We want to test whether the proportion of students owning a laptop follows the claimed proportion of 60%.

Hypotheses

Let \(p\) be the true proportion of students owning a laptop.

The null hypothesis (\(H_0\)) is that the observed proportions follow the claimed proportion of 60%, and the alternative hypothesis (\(H_1\)) is that they do not.

Test Statistic

For the chi-square goodness-of-fit test, we compare the observed frequencies with the expected frequencies under the null hypothesis. The test statistic is given by:

\[ \chi^2 = \sum \frac{{(O_i - E_i)^2}}{{E_i}} \]

where:

Given: \[\begin{align*} \text{Observed successes (students with laptops)} &= 11 \\ \text{Total sample size} &= 20 \\ \text{Expected successes (based on claimed proportion)} &= 0.60 \times 20 = 12 \end{align*}\]

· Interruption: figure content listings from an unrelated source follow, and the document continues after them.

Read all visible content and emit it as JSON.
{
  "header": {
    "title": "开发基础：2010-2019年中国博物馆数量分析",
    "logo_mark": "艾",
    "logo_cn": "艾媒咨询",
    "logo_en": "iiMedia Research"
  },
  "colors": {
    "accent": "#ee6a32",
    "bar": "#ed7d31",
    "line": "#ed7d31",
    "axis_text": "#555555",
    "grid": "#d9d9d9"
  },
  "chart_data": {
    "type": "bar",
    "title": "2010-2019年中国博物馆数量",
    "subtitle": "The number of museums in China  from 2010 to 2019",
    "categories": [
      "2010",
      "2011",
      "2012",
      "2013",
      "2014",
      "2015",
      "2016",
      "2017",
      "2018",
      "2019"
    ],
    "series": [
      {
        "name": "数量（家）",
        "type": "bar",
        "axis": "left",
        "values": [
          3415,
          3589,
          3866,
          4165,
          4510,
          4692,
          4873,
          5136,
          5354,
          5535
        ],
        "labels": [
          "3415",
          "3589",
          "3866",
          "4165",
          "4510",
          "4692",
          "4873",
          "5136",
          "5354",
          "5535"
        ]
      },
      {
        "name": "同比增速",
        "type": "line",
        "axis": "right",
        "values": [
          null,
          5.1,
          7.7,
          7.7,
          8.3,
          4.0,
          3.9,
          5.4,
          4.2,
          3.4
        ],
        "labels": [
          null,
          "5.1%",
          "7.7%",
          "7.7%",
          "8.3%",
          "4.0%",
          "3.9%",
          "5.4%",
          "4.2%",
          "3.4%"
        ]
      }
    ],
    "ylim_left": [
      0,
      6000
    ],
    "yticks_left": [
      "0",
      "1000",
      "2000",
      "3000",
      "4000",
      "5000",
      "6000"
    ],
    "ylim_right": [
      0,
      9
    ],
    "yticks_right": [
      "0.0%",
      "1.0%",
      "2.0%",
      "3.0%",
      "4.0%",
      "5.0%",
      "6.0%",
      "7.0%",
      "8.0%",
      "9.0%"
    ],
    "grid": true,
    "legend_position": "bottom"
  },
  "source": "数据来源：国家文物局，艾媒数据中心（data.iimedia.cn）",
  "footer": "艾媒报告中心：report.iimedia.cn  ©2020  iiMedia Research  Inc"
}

Using these values, we can calculate the chi-square test statistic:

\[ \chi^2 = \frac{{(11 - 12)^2}}{{12}} = \frac{{(-1)^2}}{{12}} = \frac{1}{12} \approx 0.0833 \]

Conclusion

At a significance level of 0.05, with 1 degree of freedom, the critical value for the chi-square distribution is approximately 3.841.

Since \(\chi^2 = 0.0833 < 3.841\), we fail to reject the null hypothesis.

Therefore, we do not have enough evidence to conclude that the observed proportions significantly differ from the claimed proportion of 60%.